On Tue, May 11, 2021 at 11:58 PM Mina Almasry <almasrymina@xxxxxxxxxx> wrote:
>
> When hugetlb_mcopy_atomic_pte() is called with:
> - mode==MCOPY_ATOMIC_NORMAL and,
> - we already have a page in the page cache corresponding to the
> associated address,
>
> We will allocate a huge page from the reserves, and then fail to insert it
> into the cache and return -EEXIST.
>
> In this case, we need to return -EEXIST without allocating a new page as
> the page already exists in the cache. Allocating the extra page causes
> the resv_huge_pages to underflow temporarily until the extra page is
> freed.
>
> Also, add the warning so that future similar instances of resv_huge_pages
> underflowing will be caught.
>
> Also, minor drive-by cleanups to this code path:
> - pagep is an out param never set by calling code, so delete code
> assuming there could be a valid page in there.

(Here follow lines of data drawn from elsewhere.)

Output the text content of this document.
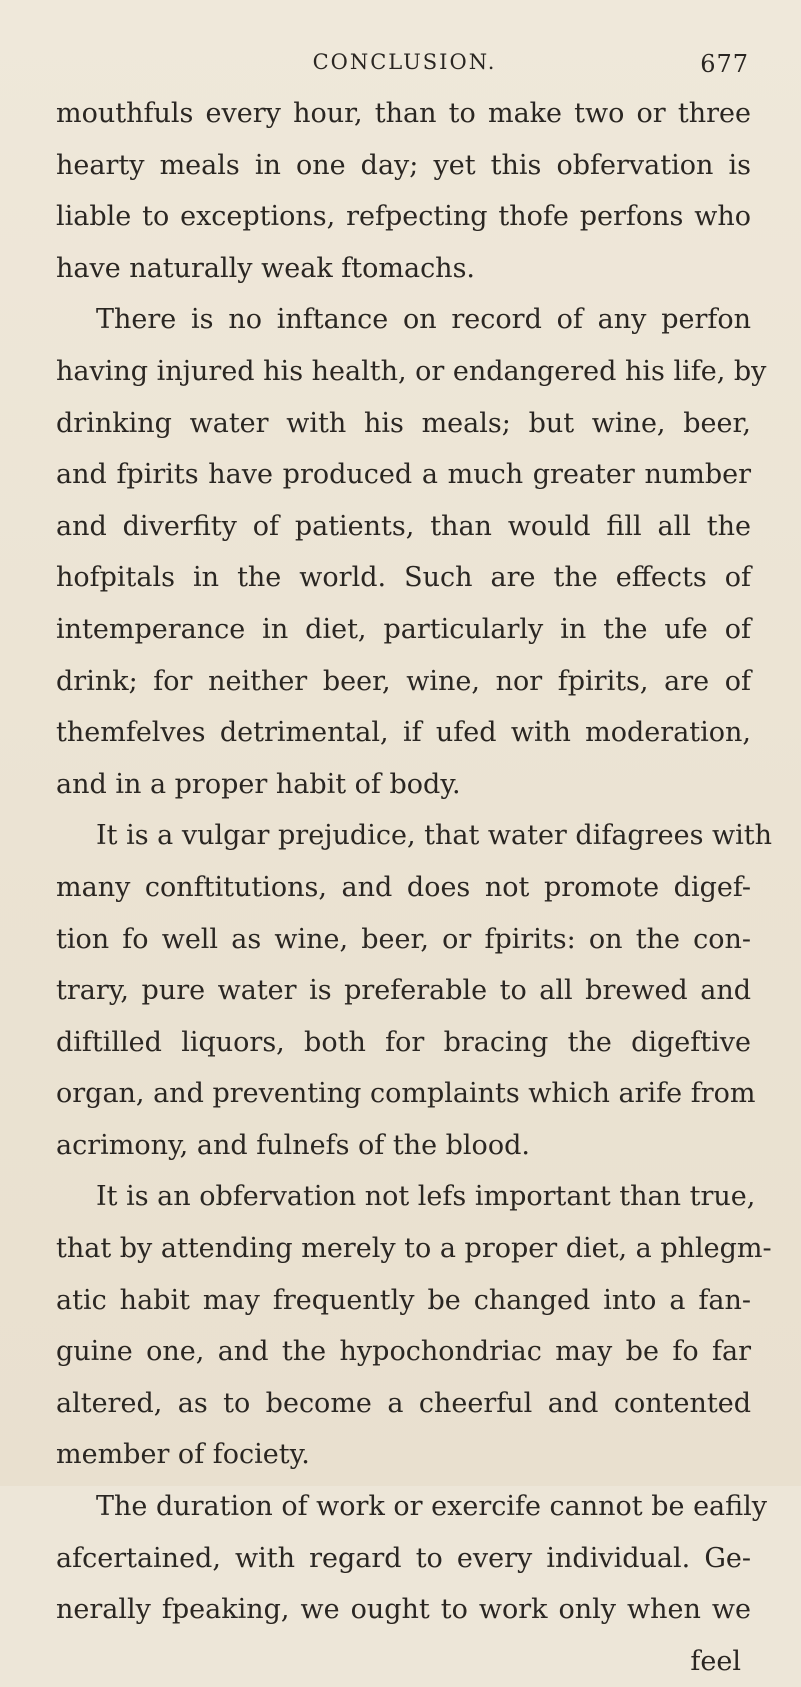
CONCLUSION.	677
mouthfuls every hour, than to make two or three
hearty meals in one day; yet this obfervation is
liable to exceptions, refpecting thofe perfons who
have naturally weak ftomachs.
There is no inftance on record of any perfon
having injured his health, or endangered his life, by
drinking water with his meals; but wine, beer,
and fpirits have produced a much greater number
and diverfity of patients, than would fill all the
hofpitals in the world. Such are the effects of
intemperance in diet, particularly in the ufe of
drink; for neither beer, wine, nor fpirits, are of
themfelves detrimental, if ufed with moderation,
and in a proper habit of body.
It is a vulgar prejudice, that water difagrees with
many conftitutions, and does not promote digef-
tion fo well as wine, beer, or fpirits: on the con-
trary, pure water is preferable to all brewed and
diftilled liquors, both for bracing the digeftive
organ, and preventing complaints which arife from
acrimony, and fulnefs of the blood.
It is an obfervation not lefs important than true,
that by attending merely to a proper diet, a phlegm-
atic habit may frequently be changed into a fan-
guine one, and the hypochondriac may be fo far
altered, as to become a cheerful and contented
member of fociety.
The duration of work or exercife cannot be eafily
afcertained, with regard to every individual. Ge-
nerally fpeaking, we ought to work only when we
feel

> - use hugetlbfs_pagecache_page() instead of repeating its
> implementation.
>
> Tested using:
> ./tools/testing/selftests/vm/userfaultfd hugetlb_shared 1024 200 \
> /mnt/huge
>
> Test passes, and dmesg shows no underflow warnings.
>
> Signed-off-by: Mina Almasry <almasrymina@xxxxxxxxxx>
> Cc: Mike Kravetz <mike.kravetz@xxxxxxxxxx>
> Cc: Axel Rasmussen <axelrasmussen@xxxxxxxxxx>
> Cc: Peter Xu <peterx@xxxxxxxxxx>
>
> ---
> mm/hugetlb.c | 33 ++++++++++++++++++++-------------
> 1 file changed, 20 insertions(+), 13 deletions(-)
>
> diff --git a/mm/hugetlb.c b/mm/hugetlb.c
> index 629aa4c2259c..40f4ad1bca29 100644
> --- a/mm/hugetlb.c
> +++ b/mm/hugetlb.c
> @@ -1165,6 +1165,7 @@ static struct page *dequeue_huge_page_vma(struct hstate *h,
> page = dequeue_huge_page_nodemask(h, gfp_mask, nid, nodemask);
> if (page && !avoid_reserve && vma_has_reserves(vma, chg)) {
> SetHPageRestoreReserve(page);
> + WARN_ON_ONCE(!h->resv_huge_pages);
> h->resv_huge_pages--;
> }
>
> @@ -4868,30 +4869,39 @@ int hugetlb_mcopy_atomic_pte(struct mm_struct *dst_mm,
> struct page **pagep)
> {
> bool is_continue = (mode == MCOPY_ATOMIC_CONTINUE);
> - struct address_space *mapping;
> - pgoff_t idx;
> + struct hstate *h = hstate_vma(dst_vma);
> + struct address_space *mapping = dst_vma->vm_file->f_mapping;
> + pgoff_t idx = vma_hugecache_offset(h, dst_vma, dst_addr);
> unsigned long size;
> int vm_shared = dst_vma->vm_flags & VM_SHARED;
> - struct hstate *h = hstate_vma(dst_vma);
> pte_t _dst_pte;
> spinlock_t *ptl;
> - int ret;
> + int ret = -ENOMEM;
> struct page *page;
> int writable;
>
> - mapping = dst_vma->vm_file->f_mapping;
> - idx = vma_hugecache_offset(h, dst_vma, dst_addr);
> + /* Out parameter. */
> + WARN_ON(*pagep);
>
> if (is_continue) {
> ret = -EFAULT;
> - page = find_lock_page(mapping, idx);
> + page = hugetlbfs_pagecache_page(h, dst_vma, dst_addr);
> if (!page)
> goto out;
> - } else if (!*pagep) {
> - ret = -ENOMEM;
> + } else {
> + /* If a page already exists, then it's UFFDIO_COPY for
> + * a non-missing case. Return -EEXIST.
> + */
> + if (hugetlbfs_pagecache_present(h, dst_vma, dst_addr)) {
> + ret = -EEXIST;
> + goto out;
> + }
> +
> page = alloc_huge_page(dst_vma, dst_addr, 0);
> - if (IS_ERR(page))
> + if (IS_ERR(page)) {
> + ret = -ENOMEM;
> goto out;
> + }
>
> ret = copy_huge_page_from_user(page,
> (const void __user *) src_addr,
> @@ -4904,9 +4914,6 @@ int hugetlb_mcopy_atomic_pte(struct mm_struct *dst_mm,
> /* don't free the page */
> goto out;
> }
> - } else {
> - page = *pagep;
> - *pagep = NULL;
> }
>
> /*
> --
> 2.31.1.607.g51e8a6a459-goog

I just realized I missed CCing Andrew and the mailing lists to this
patch's review. I'll collect review comments from folks and send a v2
to the correct folks and mailing lists.